Skyscanner team got the Ctrip’s CEO seal of approval. “They are strong, very lean, quick learners and have been very aggressive in expanding their brand and services.”
Ctrip execs also hinted at the synergies between Ctrip and Skyscanner. The repeated references to “booking capabilities” hints at something to watch as Skyscanner and Ctrip start working together.
One of the analysts asked about the future relationship between Skyscanner and Travelfusion, the UK-based B2B content aggregator in which Ctrip took a majority stake at the start of 2015.
CFO Cindy Wang said:
“Skyscanner as a metasearch is at the higher end of the traffic funnel while Travelfusion is more on the supply side. We have a plan that Skyscanner will gain access to Ctrip’s flight and also Travelfusion’s product offerings.”
CEO and co-founder Gareth Williams says Skyscanner, which will remain an independently run division of Ctrip, can “learn a lot” from its new owner, not least because he feels that the business has plenty of room for growth.

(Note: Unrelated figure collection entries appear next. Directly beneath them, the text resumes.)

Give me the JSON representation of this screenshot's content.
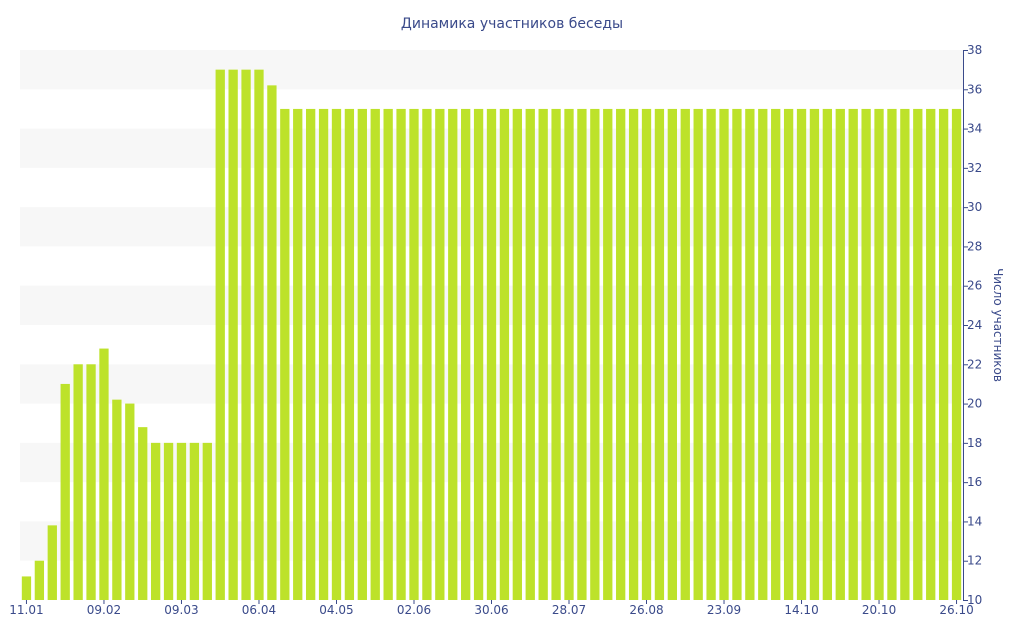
{
  "chart_data": {
    "type": "bar",
    "title": "Динамика участников беседы",
    "ylabel": "Число участников",
    "xlabel": "",
    "ylim": [
      10,
      38
    ],
    "y_ticks": [
      10,
      12,
      14,
      16,
      18,
      20,
      22,
      24,
      26,
      28,
      30,
      32,
      34,
      36,
      38
    ],
    "y_axis_side": "right",
    "x_tick_labels": [
      "11.01",
      "09.02",
      "09.03",
      "06.04",
      "04.05",
      "02.06",
      "30.06",
      "28.07",
      "26.08",
      "23.09",
      "14.10",
      "20.10",
      "26.10"
    ],
    "x_tick_bar_index": [
      0,
      6,
      12,
      18,
      24,
      30,
      36,
      42,
      48,
      54,
      60,
      66,
      72
    ],
    "grid": "alternating horizontal bands",
    "bar_color": "#bde22a",
    "band_color": "#f7f7f7",
    "text_color": "#3a4a8a",
    "values": [
      11.2,
      12.0,
      13.8,
      21.0,
      22.0,
      22.0,
      22.8,
      20.2,
      20.0,
      18.8,
      18.0,
      18.0,
      18.0,
      18.0,
      18.0,
      37.0,
      37.0,
      37.0,
      37.0,
      36.2,
      35.0,
      35.0,
      35.0,
      35.0,
      35.0,
      35.0,
      35.0,
      35.0,
      35.0,
      35.0,
      35.0,
      35.0,
      35.0,
      35.0,
      35.0,
      35.0,
      35.0,
      35.0,
      35.0,
      35.0,
      35.0,
      35.0,
      35.0,
      35.0,
      35.0,
      35.0,
      35.0,
      35.0,
      35.0,
      35.0,
      35.0,
      35.0,
      35.0,
      35.0,
      35.0,
      35.0,
      35.0,
      35.0,
      35.0,
      35.0,
      35.0,
      35.0,
      35.0,
      35.0,
      35.0,
      35.0,
      35.0,
      35.0,
      35.0,
      35.0,
      35.0,
      35.0,
      35.0
    ]
  }
}
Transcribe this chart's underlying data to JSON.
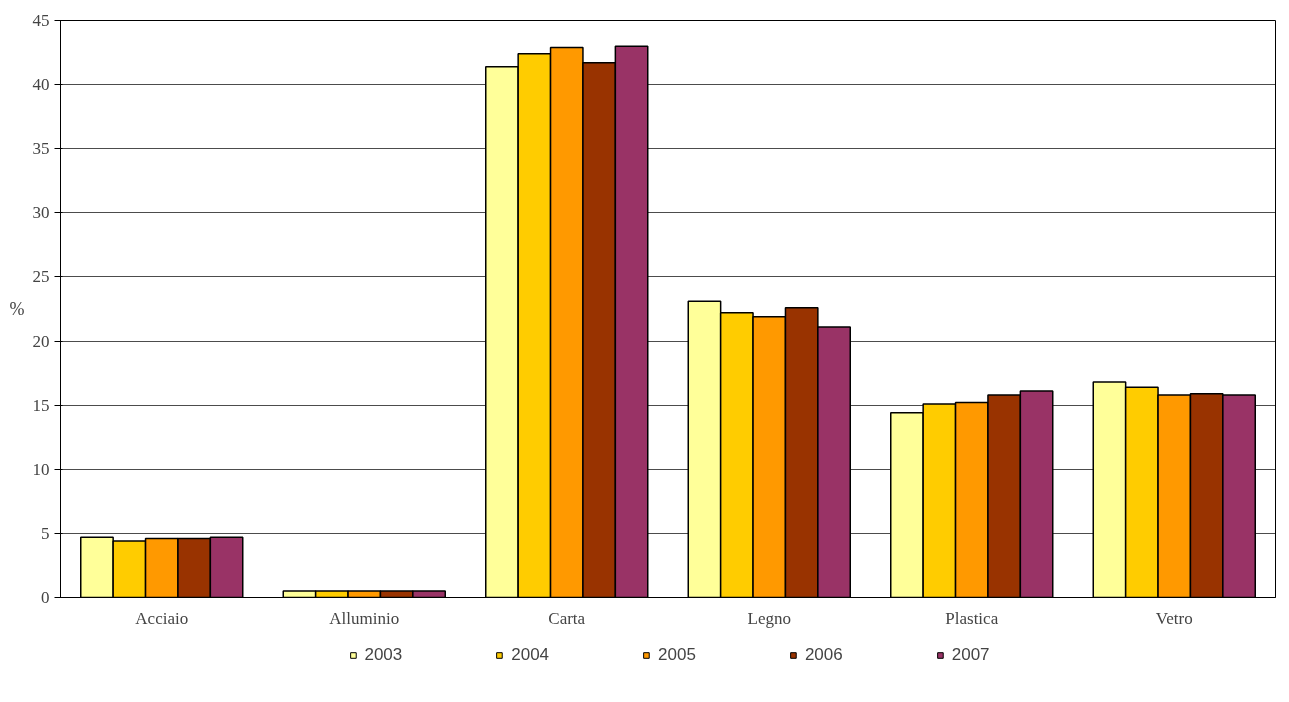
{
  "chart_data": {
    "type": "bar",
    "ylabel": "%",
    "categories": [
      "Acciaio",
      "Alluminio",
      "Carta",
      "Legno",
      "Plastica",
      "Vetro"
    ],
    "series": [
      {
        "name": "2003",
        "color": "#ffff99",
        "values": [
          4.7,
          0.5,
          41.4,
          23.1,
          14.4,
          16.8
        ]
      },
      {
        "name": "2004",
        "color": "#ffcc00",
        "values": [
          4.4,
          0.5,
          42.4,
          22.2,
          15.1,
          16.4
        ]
      },
      {
        "name": "2005",
        "color": "#ff9900",
        "values": [
          4.6,
          0.5,
          42.9,
          21.9,
          15.2,
          15.8
        ]
      },
      {
        "name": "2006",
        "color": "#993300",
        "values": [
          4.6,
          0.5,
          41.7,
          22.6,
          15.8,
          15.9
        ]
      },
      {
        "name": "2007",
        "color": "#993366",
        "values": [
          4.7,
          0.5,
          43.0,
          21.1,
          16.1,
          15.8
        ]
      }
    ],
    "ylim": [
      0,
      45
    ],
    "yticks": [
      0,
      5,
      10,
      15,
      20,
      25,
      30,
      35,
      40,
      45
    ],
    "grid": "y",
    "legend": "bottom"
  }
}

Skyscanner has around 60 million monthly users and is available in 30 countries, with Europe its strongest market.
Ctrip’s deal to acquire Skyscanner comes almost four years to the day since the Priceline Group bought Kayak, and for a similar amount at $1.8 billion.
Some speculators argued that Skyscanner might make a handy target for the Priceline Group to shore up its metasearch business in Europe and Asia-Pacific, where Skyscanner is beginning to make in-roads. In a way, though not directly, it has.
The Priceline Group has a minority stake (15%) in Ctrip.